The inductive type `true`

has one constructor (called `true.intro`

); the inductive type `false`

has no constructors. Remember that we model truth and falsehood of propositions in Lean by whether the corresponding type has a term or not. Faced with a goal of `⊢ true`

you can prove it with `exact true.intro`

. You cannot make a term of type `false`

“absolutely” – the only time it can happen is if you are in a “relative” situation where you have hypotheses, some of which are contradictory.

If `P`

and `Q`

are Propositions, then you can use inductive types to make the propositions `and P Q`

and `or P Q`

, with notations `P ∧ Q`

and `P ∨ Q`

. Here are their definitions:

```
variables (P Q : Prop)
inductive and : Prop
| intro (hp : P) (hq : Q) : and
inductive or : Prop
| intro_left (hP : P) : or
| intro_right (hQ : Q) : or
```

If you do `cases h`

with `h : P ∧ Q`

then, because `and`

has one constructor (`and.intro`

), you end up with one goal. If you do `cases h`

with `h : P ∨ Q`

then you end up with two goals, because `or`

has two constructors (`or.intro_left`

and `or.intro_right`

). If you do `cases h`

with `h : false`

then you end up with no goals, because `false`

has no constructors. When Lean sees that there are no goals left, it prints `Goals accomplished`

; if you have no goals left, you’ve proved the result you were trying to prove. It took me some time to recalibrate my thinking to this “inductive” way of thinking about logic.

We say “let `G`

be a group” in Lean using inductive types, but the types involved are very simple inductive types with only one constructor.
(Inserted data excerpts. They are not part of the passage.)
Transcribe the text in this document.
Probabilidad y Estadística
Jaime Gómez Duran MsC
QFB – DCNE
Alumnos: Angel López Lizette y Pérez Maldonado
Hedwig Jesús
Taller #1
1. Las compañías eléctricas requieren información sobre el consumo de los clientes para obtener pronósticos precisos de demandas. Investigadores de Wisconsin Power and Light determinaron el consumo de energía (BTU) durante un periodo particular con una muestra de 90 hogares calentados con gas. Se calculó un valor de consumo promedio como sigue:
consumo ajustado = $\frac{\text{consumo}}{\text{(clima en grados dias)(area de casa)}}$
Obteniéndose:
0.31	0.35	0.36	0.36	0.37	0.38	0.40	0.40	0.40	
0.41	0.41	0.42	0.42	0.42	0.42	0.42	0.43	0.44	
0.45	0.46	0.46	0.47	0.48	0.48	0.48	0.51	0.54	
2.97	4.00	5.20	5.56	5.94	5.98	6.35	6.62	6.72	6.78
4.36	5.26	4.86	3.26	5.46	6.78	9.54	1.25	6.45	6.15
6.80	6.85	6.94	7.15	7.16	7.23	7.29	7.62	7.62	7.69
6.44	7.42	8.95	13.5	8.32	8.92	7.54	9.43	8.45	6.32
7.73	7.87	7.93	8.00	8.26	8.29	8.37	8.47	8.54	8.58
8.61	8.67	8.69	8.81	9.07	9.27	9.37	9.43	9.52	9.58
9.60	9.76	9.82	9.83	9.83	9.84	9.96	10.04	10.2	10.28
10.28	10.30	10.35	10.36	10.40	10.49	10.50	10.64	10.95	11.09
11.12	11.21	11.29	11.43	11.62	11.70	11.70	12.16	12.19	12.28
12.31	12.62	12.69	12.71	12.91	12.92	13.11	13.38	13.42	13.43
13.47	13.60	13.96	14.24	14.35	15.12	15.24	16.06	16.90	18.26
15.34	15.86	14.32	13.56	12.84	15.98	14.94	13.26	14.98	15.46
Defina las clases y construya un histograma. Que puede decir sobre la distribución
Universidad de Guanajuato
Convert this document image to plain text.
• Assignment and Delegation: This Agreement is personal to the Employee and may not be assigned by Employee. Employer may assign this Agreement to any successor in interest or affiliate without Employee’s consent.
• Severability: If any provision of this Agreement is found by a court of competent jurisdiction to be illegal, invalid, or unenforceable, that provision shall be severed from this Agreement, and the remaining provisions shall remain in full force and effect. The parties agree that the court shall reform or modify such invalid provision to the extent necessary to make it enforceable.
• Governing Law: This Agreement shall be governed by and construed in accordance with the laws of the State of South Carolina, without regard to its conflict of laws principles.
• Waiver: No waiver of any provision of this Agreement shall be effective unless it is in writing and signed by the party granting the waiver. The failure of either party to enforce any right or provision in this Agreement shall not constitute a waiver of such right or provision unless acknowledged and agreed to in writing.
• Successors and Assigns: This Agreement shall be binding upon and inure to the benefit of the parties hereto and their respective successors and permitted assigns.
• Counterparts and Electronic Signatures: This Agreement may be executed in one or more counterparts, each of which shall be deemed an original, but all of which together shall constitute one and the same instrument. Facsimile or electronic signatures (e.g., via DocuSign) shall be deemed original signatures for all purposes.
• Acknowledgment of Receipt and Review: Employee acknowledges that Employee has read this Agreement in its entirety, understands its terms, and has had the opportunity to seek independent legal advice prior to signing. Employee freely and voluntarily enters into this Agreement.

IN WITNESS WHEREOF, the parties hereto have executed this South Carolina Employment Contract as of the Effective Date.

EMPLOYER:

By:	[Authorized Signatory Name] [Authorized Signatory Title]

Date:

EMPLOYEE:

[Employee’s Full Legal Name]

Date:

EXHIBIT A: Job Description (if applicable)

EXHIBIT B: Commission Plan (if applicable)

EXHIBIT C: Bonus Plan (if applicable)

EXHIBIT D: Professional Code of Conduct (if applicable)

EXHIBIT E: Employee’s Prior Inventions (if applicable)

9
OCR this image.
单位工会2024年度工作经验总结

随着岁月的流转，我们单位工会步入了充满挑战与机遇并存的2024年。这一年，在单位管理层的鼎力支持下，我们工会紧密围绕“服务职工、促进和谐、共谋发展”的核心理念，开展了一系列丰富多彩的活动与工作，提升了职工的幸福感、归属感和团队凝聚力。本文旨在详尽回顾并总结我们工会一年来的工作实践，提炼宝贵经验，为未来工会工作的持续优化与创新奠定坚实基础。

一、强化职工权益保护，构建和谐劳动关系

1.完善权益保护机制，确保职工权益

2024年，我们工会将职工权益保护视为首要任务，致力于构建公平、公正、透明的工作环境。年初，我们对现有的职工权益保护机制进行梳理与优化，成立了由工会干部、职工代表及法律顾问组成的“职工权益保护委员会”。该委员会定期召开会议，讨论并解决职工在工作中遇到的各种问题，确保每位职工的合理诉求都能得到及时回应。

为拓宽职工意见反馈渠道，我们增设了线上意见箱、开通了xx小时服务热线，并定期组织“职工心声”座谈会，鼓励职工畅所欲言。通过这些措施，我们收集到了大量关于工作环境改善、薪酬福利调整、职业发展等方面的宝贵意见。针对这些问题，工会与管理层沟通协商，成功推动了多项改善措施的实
The type `group G`

is the type of group structures on `G`

. There is only way to make a term of type `group G`

– you have to give a multiplication on `G`

, an identity and an inverse function, and then check that it satisfies the group axioms. So the inductive type `group G`

has just one constructor which takes all of this data as input and then outputs a term of type `group G`

. We will talk more about how to make the inductive type `group G`

when we get on to groups in section 3 or so.

## Quotient types

The third kind of type which you can make in Lean is a quotient type, which I mention here only for completeness. Lean does not actually need this kind of type – it is possible to make quotient types explicitly using inductive types. However for technical reasons (which mathematicians don’t need to worry about) they are a distinct primitive kind of type in Lean. The basic set-up is that you have a type `X`

and an equivalence relation `R`

on `X`

(for some reason this is referred to as a term of type `setoid X`

in Lean), and you want to make the quotient of `X`

by `R`

. This is the type which mathematicians would typically refer to as “the set of equivalence classes of `R`

”. In Lean it’s called `quotient R`

, and the map from `X`

to `quotient R`

is called `quotient.mk : X → quotient R`

. In particular you can make terms of type `quotient R`

by applying `quotient.mk`

to terms of type `X`

(this is just the construction sending an element of `X`

to its equivalence class). To define a function *from* `quotient R`

we use the `quotient.lift`

function; more on this later, when we construct some quotient types familiar to mathematicians.